A Roncade il commercio muore. Ma chi è il commercio?

Piste ciclabili inutili, parcheggi che mancano… il commercio muore…
E’ la solita storia.

Le reazioni ad ogni modifica dell’area di via Roma da almeno 20 anni si potrebbero mettere in fila (lettere, commenti sui social, osservazioni dirette pronunciate dal vivo sotto il portico) e ciò che otterremmo sarebbe uno spesso pacchetto di fotocopie in cui cambiano solo la data e – ma raramente – gli autori.

E’ la solita storia.
E la storia è sempre quella perché, al di là delle tesi sostenute, le premesse sono identiche: chi formula commenti pare essersi perso o aver scordato le puntate precedenti in cui quelle stesse questioni erano state esaminate, discusse e magari pure risolte.
Così il ragionamento si avvita a spirali inconcludenti attorno a ricostruzioni sommarie e distorte di ciò che, a dire di chi contesta, i pubblici amministratori avrebbero presentato e promesso in indefiniti tempi passati per poi comportarsi dispettosamente in modo diverso.

Ma riavvolgiamo il nastro.
La teoria sempre riproposta è quella secondo la quale più si allontanano i parcheggi dal centro più si condanna a morte il commercio.
Vero o no?

Lasciamo stare per il momento, e chiediamoci prima chi sia “il commercio” del centro di Roncade.
Trascurando i bar, diventati silenziosi e contenti di aver perso gli stalli di fronte in cambio di dieci tavolini da posare gratis su quelle superfici, nei quattrocento metri tra villa Ziliotto a piazza I maggio i negozi in senso stretto superano a fatica le dita di due mani.
I loro gestori sono cittadini dalla mente lucida, professionisti esperti e tenaci, e di solito sostengono argomenti sensati.
Quello che in loro è del tutto insensato – ed è ciò che trasforma le possibili ragioni in sicure mancanze – è di non averli mai esposti, questi argomenti, con un’unica voce.
Le loro forme associative (Acer e New Acer), che sarebbero state fondamentali per incidere sul piano delle scelte politiche, si sono regolarmente sgonfiate, nelle riunioni gli assenti erano quasi sempre maggioritari e i presenti non di rado tra loro in disaccordo o in conflitto su aspetti magari marginali.
Chi le associazioni le ha ottimisticamente e generosamente promosse lo può confermare.
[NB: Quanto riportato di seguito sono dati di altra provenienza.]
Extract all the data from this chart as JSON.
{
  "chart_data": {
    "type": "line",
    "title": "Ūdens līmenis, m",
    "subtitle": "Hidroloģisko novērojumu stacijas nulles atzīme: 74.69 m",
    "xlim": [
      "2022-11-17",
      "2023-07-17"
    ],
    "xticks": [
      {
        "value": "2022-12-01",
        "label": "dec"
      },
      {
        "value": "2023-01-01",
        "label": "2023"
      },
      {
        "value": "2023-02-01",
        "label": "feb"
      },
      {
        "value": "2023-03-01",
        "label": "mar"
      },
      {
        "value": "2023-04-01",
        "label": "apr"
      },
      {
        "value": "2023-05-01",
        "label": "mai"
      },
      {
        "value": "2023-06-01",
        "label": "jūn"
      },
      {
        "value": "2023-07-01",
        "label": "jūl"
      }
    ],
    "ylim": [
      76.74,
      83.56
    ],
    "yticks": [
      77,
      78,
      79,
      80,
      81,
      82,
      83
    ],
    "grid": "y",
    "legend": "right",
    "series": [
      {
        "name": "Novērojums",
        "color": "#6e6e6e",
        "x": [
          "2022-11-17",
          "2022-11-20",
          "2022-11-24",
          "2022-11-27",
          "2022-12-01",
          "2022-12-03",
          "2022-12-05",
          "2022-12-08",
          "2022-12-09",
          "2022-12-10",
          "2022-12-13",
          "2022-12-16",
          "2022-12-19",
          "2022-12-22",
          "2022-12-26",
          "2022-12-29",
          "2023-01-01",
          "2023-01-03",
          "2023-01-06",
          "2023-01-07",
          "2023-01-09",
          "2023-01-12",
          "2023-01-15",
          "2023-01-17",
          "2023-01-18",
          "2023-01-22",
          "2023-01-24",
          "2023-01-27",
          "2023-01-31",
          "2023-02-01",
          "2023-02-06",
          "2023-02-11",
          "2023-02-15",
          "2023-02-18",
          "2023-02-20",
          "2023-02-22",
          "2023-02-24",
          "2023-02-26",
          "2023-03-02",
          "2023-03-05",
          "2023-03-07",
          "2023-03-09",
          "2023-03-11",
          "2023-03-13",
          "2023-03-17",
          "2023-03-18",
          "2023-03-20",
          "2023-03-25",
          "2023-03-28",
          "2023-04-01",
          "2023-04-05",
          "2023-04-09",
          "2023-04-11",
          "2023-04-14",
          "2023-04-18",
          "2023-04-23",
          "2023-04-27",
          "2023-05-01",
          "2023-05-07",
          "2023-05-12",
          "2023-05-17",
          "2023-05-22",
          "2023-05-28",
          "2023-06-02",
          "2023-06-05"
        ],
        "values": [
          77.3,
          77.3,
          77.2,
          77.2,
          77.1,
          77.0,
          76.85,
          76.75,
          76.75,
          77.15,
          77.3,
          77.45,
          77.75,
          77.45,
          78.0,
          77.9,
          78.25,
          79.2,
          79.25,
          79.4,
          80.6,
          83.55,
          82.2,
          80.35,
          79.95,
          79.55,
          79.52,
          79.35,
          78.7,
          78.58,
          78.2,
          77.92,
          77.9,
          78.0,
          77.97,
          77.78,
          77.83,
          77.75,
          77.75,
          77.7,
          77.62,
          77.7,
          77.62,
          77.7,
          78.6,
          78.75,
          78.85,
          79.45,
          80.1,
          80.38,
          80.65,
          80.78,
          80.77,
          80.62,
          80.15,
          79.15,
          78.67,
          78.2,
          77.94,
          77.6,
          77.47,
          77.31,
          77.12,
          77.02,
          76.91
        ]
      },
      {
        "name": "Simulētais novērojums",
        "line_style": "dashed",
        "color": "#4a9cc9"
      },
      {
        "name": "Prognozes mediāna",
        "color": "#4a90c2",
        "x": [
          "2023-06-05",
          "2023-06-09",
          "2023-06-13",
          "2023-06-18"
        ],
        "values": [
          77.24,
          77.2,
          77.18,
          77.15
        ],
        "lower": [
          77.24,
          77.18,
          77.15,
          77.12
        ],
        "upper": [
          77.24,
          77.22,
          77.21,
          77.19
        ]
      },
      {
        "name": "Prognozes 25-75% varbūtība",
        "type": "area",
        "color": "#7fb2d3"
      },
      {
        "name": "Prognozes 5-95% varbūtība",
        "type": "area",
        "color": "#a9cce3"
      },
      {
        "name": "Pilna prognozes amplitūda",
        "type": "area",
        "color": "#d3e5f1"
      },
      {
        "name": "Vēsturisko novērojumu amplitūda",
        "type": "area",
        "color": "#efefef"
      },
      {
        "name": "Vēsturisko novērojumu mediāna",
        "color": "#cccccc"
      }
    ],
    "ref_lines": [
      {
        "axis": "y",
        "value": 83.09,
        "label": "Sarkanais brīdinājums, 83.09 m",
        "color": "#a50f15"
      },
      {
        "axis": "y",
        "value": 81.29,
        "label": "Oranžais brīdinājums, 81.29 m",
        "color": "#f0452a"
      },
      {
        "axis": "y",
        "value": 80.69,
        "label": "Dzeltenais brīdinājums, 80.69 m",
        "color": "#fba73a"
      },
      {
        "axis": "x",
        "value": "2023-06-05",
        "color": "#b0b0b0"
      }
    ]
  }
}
Ed è superfluo far notare che ogni potenziale forza di opinione in questo modo si riduce a zero. Le faccine sui social poste individualmente – accompagnate, nel migliore degli sforzi creativi, da quattro righe d’impulso perché una e-mail è già un’impresa sovrumana – non hanno alcun valore, neanche statistico.
Anzi, appunto perché dettate da reazioni a caldo, a volte faccine e commenti di pelle restituiscono un’immagine di chi li invia peggiore rispetto a quella autentica.
Se poi tutta la protesta si riduce ad una faccina, si è autorizzati pure a pensare che il problema, se c’è, è davvero poca cosa.

Dunque?
Visto che fra poco si vota è bene tener presente che oggi elettoralmente paga molto di più stare dalla parte delle biciclette. Della mobilità lenta, di chi vuole le auto lontane dalla piazza.

Primo perché numericamente i cittadini con queste sensibilità sono ovviamente di più (Roncade ha 15 mila abitanti, in via Roma tra chi abita e chi lavora non si arriva a 500), aumenteranno ancora e in democrazia funziona una testa un voto.
Secondo perché, anche anagraficamente, chi pedala o passeggia con bambini e cagnolini è generalmente più giovane di chi vaga cercando parcheggio, e dunque avvicinarlo è un investimento sugli anni a venire.
Terzo perché chi si muove sulle proprie gambe magari non avrà interessi economici da difendere ma, volendo, può riferirsi a sigle consolidate di matrice ambientalista più compatte e rappresentative degli sfarinati comitati di negozianti locali. Nessuno dei quali, peraltro, pare intenzionato a voler dire la propria ai “piani alti” attraverso una candidatura al prossimo Consiglio comunale, e sperare che qualcun altro per proprio conto abbia voglia di complicarsi la vita per venti parcheggi è piuttosto ingenuo.